While the local civic administration has said it had run out of existing stocks of Covishield vaccine, prompting it to direct hospitals to use only Covaxin on those receiving their first doses, state government and the Centre insisted there was no shortage of any vaccine anywhere.
“We are receiving both the vaccines, and there is no shortage,” said Dr N Ramaswami, state health commissioner and mission director for National Health Mission in Maharashtra.
He said since Covaxin, the Covid19 vaccine developed by Hyderabad-based Bharat Biotech, was no longer being administered in clinical trial mode, the number of centres administering this vaccine was being increased throughout the state.
“We have put out instructions to ensure that Covaxin was being made available at more centres. The earlier protocol of taking the consent of the recipient for Covaxin is being done away with,” he said. Dr Ramaswami said the state was aiming to ramp up its vaccination capacity, and both Covishield and Covaxin would be used for this. “This week we hope to reach three lakh vaccinations a day, and are empaneling more hospitals to achieve this target,” he said. The state has so far vaccinated 29 lakh people, reaching up to 2.5 lakh vaccinations a day.
Union Health Secretary Rajesh Bhushan also ruled out any shortage of vaccine doses in Maharashtra. He said it was up to Maharashtra to decide how to use its vaccine doses in an optimal manner. Pune civic administration had, on Sunday, directed the hospitals in the city to use only Covaxin on people coming in for their first shot, while keeping Covishield, the vaccine produced by Serum Institute of India, for those who have already received the first dose of the same vaccine. The administration said it had to do this because its existing stock of Covishield had been exhausted and it wasn’t sure about the time it would take to receive the next tranche of the vaccine.
Dr Archana Patil, state director of health, said there was no effort to prioritise any particular vaccine over the other. “Whichever stock is available is being supplied. There is no question of pushing one particular vaccine. Till last week, out of our entire stock, 65 per cent was Covishield and the remaining Covaxin,” she said.
But only six centres in Maharashtra, and just one in Pune, were administering Covaxin. The rest were all giving Covishield. That is likely to change now, following the decision to no longer administer Covaxin in clinical trial mode after its preliminary phase-III trial data showed over 80 per cent efficacy.

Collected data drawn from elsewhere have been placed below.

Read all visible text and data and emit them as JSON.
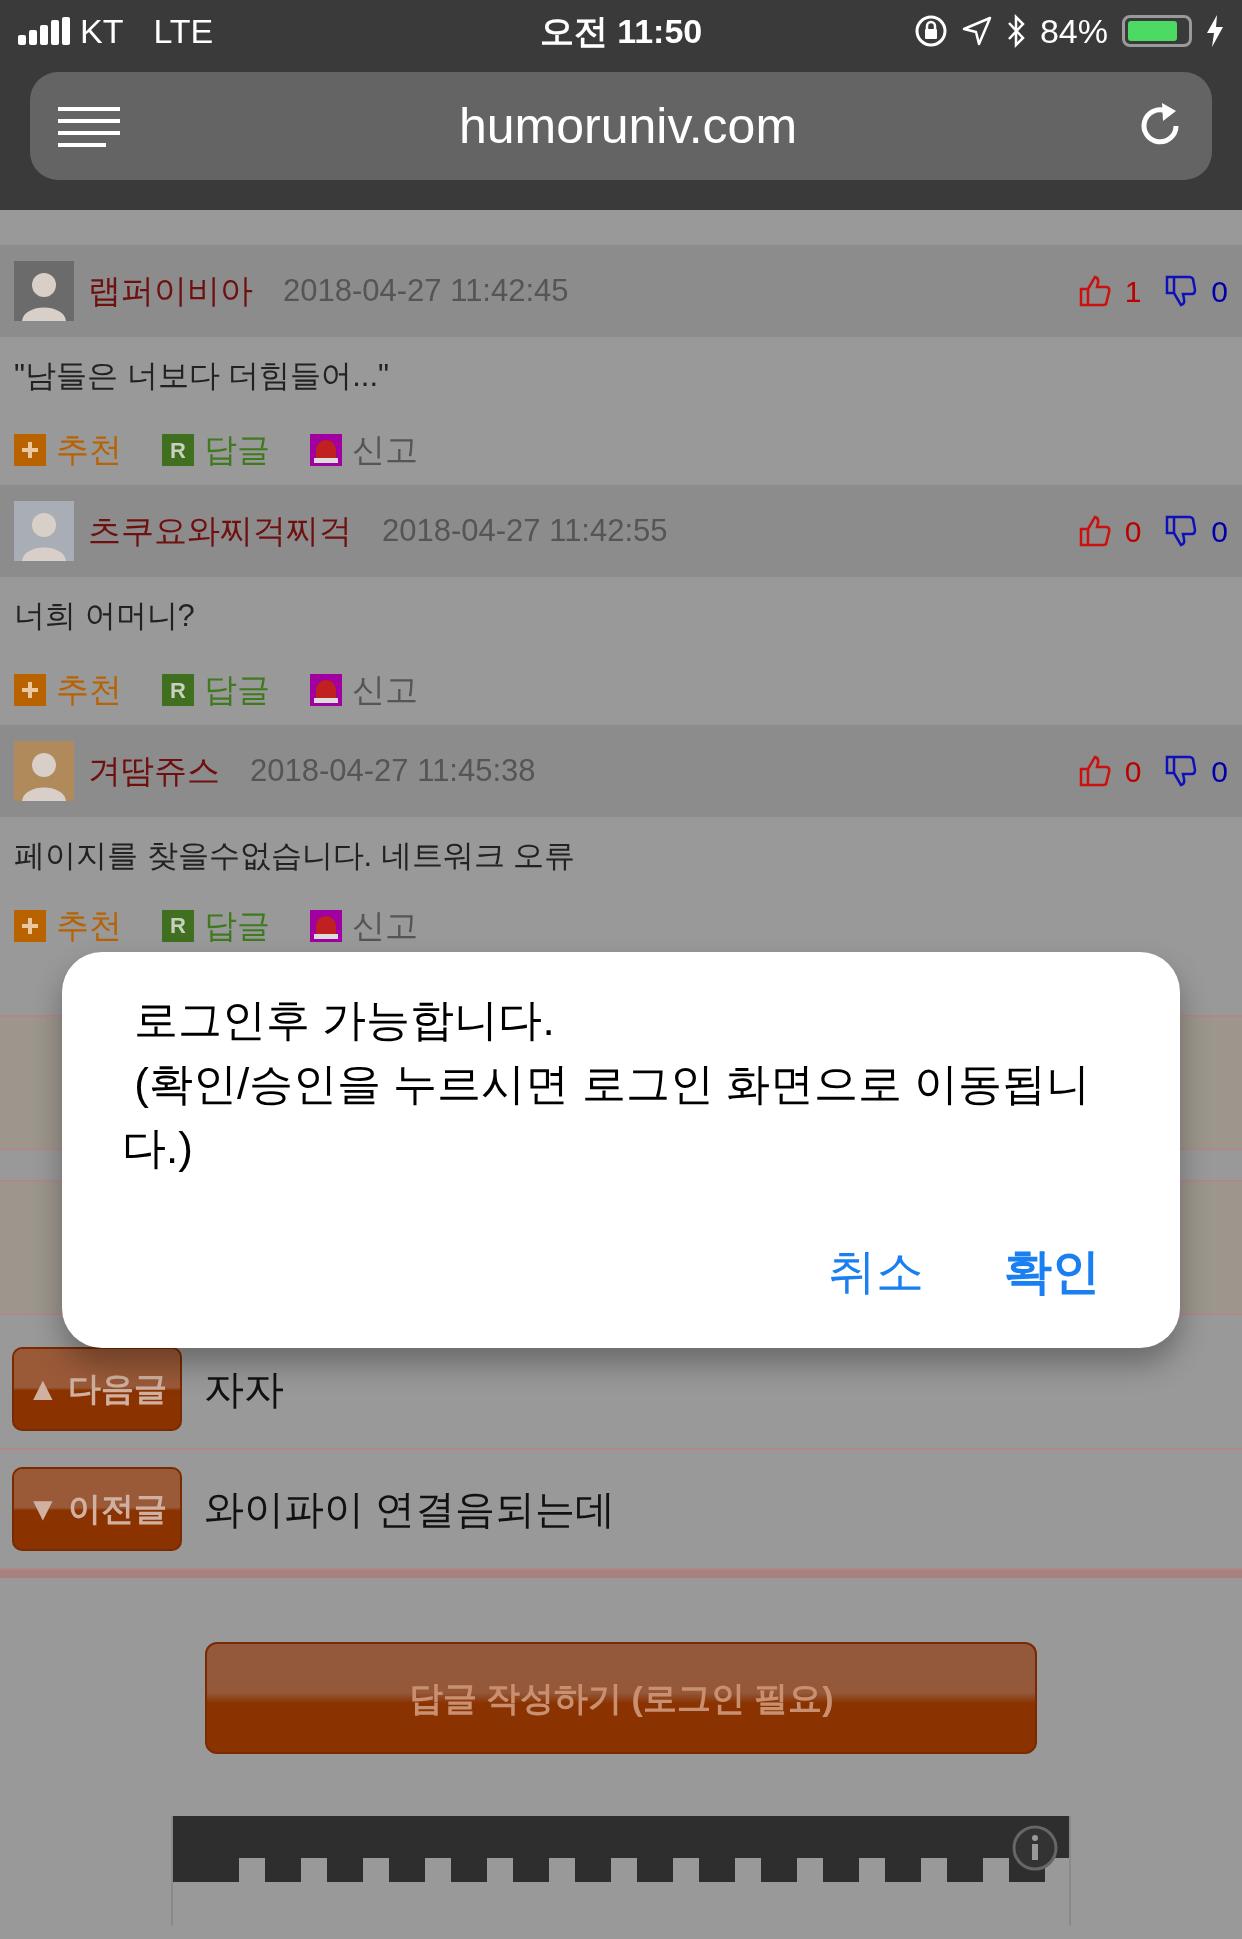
{
  "status_bar": {
    "carrier": "KT",
    "network": "LTE",
    "time": "오전 11:50",
    "battery_percent": "84%"
  },
  "address_bar": {
    "url": "humoruniv.com"
  },
  "comments": [
    {
      "author": "랩퍼이비아",
      "date": "2018-04-27 11:42:45",
      "likes": "1",
      "dislikes": "0",
      "text": "\"남들은 너보다 더힘들어...\"",
      "actions": [
        {
          "kind": "recommend",
          "label": "추천"
        },
        {
          "kind": "reply",
          "label": "답글",
          "icon_text": "R"
        },
        {
          "kind": "report",
          "label": "신고"
        }
      ]
    },
    {
      "author": "츠쿠요와찌걱찌걱",
      "date": "2018-04-27 11:42:55",
      "likes": "0",
      "dislikes": "0",
      "text": "너희 어머니?",
      "actions": [
        {
          "kind": "recommend",
          "label": "추천"
        },
        {
          "kind": "reply",
          "label": "답글",
          "icon_text": "R"
        },
        {
          "kind": "report",
          "label": "신고"
        }
      ]
    },
    {
      "author": "겨땀쥬스",
      "date": "2018-04-27 11:45:38",
      "likes": "0",
      "dislikes": "0",
      "text": "페이지를 찾을수없습니다. 네트워크 오류",
      "actions": [
        {
          "kind": "recommend",
          "label": "추천"
        },
        {
          "kind": "reply",
          "label": "답글",
          "icon_text": "R"
        },
        {
          "kind": "report",
          "label": "신고"
        }
      ]
    }
  ],
  "post_nav": [
    {
      "button": "▲ 다음글",
      "title": "자자"
    },
    {
      "button": "▼ 이전글",
      "title": "와이파이 연결음되는데"
    }
  ],
  "reply_button": "답글 작성하기 (로그인 필요)",
  "dialog": {
    "message_lines": [
      " 로그인후 가능합니다.",
      " (확인/승인을 누르시면 로그인 화면으로 이동됩니다.)"
    ],
    "buttons": [
      {
        "label": "취소",
        "primary": false
      },
      {
        "label": "확인",
        "primary": true
      }
    ]
  }
}
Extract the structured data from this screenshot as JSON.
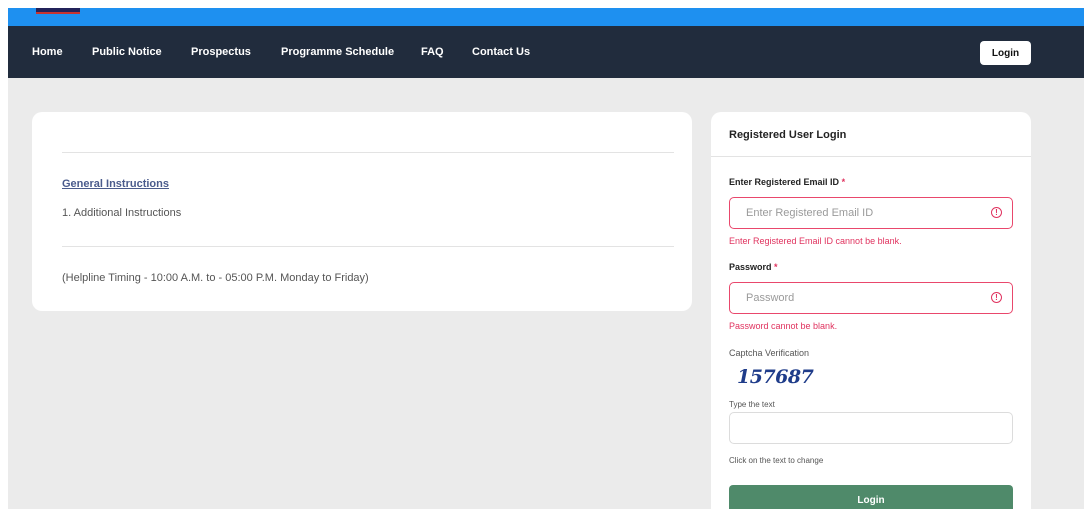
{
  "nav": {
    "items": [
      "Home",
      "Public Notice",
      "Prospectus",
      "Programme Schedule",
      "FAQ",
      "Contact Us"
    ],
    "login_label": "Login"
  },
  "instructions": {
    "general_title": "General Instructions",
    "items": [
      "1. Additional Instructions"
    ],
    "helpline": "(Helpline Timing - 10:00 A.M. to - 05:00 P.M. Monday to Friday)"
  },
  "login": {
    "title": "Registered User Login",
    "email": {
      "label": "Enter Registered Email ID",
      "required_mark": "*",
      "placeholder": "Enter Registered Email ID",
      "value": "",
      "error": "Enter Registered Email ID cannot be blank."
    },
    "password": {
      "label": "Password",
      "required_mark": "*",
      "placeholder": "Password",
      "value": "",
      "error": "Password cannot be blank."
    },
    "captcha": {
      "label": "Captcha Verification",
      "code": "157687",
      "input_label": "Type the text",
      "value": "",
      "hint": "Click on the text to change"
    },
    "submit_label": "Login"
  },
  "colors": {
    "header_blue": "#1e90f0",
    "nav_bg": "#212c3d",
    "error": "#e0335f",
    "login_button": "#4f8a6a",
    "page_bg": "#ebebeb"
  },
  "icons": {
    "error_icon": "exclamation-circle"
  }
}
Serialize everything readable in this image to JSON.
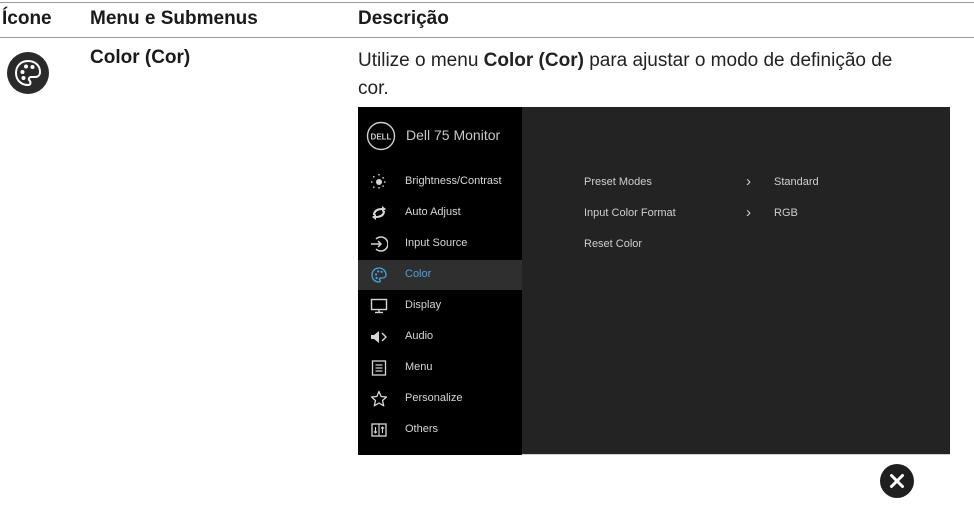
{
  "table": {
    "headers": {
      "icon": "Ícone",
      "menu": "Menu e Submenus",
      "description": "Descrição"
    },
    "row": {
      "icon_name": "color-palette-icon",
      "menu_name": "Color (Cor)",
      "desc_pre": "Utilize o menu ",
      "desc_bold": "Color (Cor)",
      "desc_post": " para ajustar o modo de definição de cor."
    }
  },
  "osd": {
    "title": "Dell 75 Monitor",
    "active_color": "#4aa3df",
    "nav": [
      {
        "label": "Brightness/Contrast",
        "icon": "brightness-icon"
      },
      {
        "label": "Auto Adjust",
        "icon": "auto-adjust-icon"
      },
      {
        "label": "Input Source",
        "icon": "input-source-icon"
      },
      {
        "label": "Color",
        "icon": "color-icon",
        "active": true
      },
      {
        "label": "Display",
        "icon": "display-icon"
      },
      {
        "label": "Audio",
        "icon": "audio-icon"
      },
      {
        "label": "Menu",
        "icon": "menu-icon"
      },
      {
        "label": "Personalize",
        "icon": "star-icon"
      },
      {
        "label": "Others",
        "icon": "others-icon"
      }
    ],
    "options": [
      {
        "label": "Preset Modes",
        "arrow": "›",
        "value": "Standard"
      },
      {
        "label": "Input Color Format",
        "arrow": "›",
        "value": "RGB"
      },
      {
        "label": "Reset Color"
      }
    ]
  },
  "close_icon": "close-icon"
}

State Health Minister Rajesh Tope said Covaxin could now be pushed ahead, just like Covishield, to increase vaccinations. “There is nothing wrong in it (pushing the Covaxin),” he said. People in the know at Serum Institute of India said there was no shortage of Covishield at their end, but they were not responsible for distributing the vaccine. “We are not falling short. But all our stocks are sent to the central government which does the allocation. The Centre wants Serum Institute to manufacture 50 million doses of Covishield per month,” a source said.
Meanwhile, Ayush Prasad, Zilla Parishad CEO, said over 200 vaccination centres in rural Pune did not have vaccine stocks till Monday morning. “The problem was with the inventory management system. Private and government hospitals had not entered data properly. The system indicated there were enough doses with these centres, when that was not the case,” he said.
Intervention from District Collector Rajesh Deshmukh and Prasad ensured that 50,000 doses each of Covaxin and Covishield were delivered to the centres by Monday evening.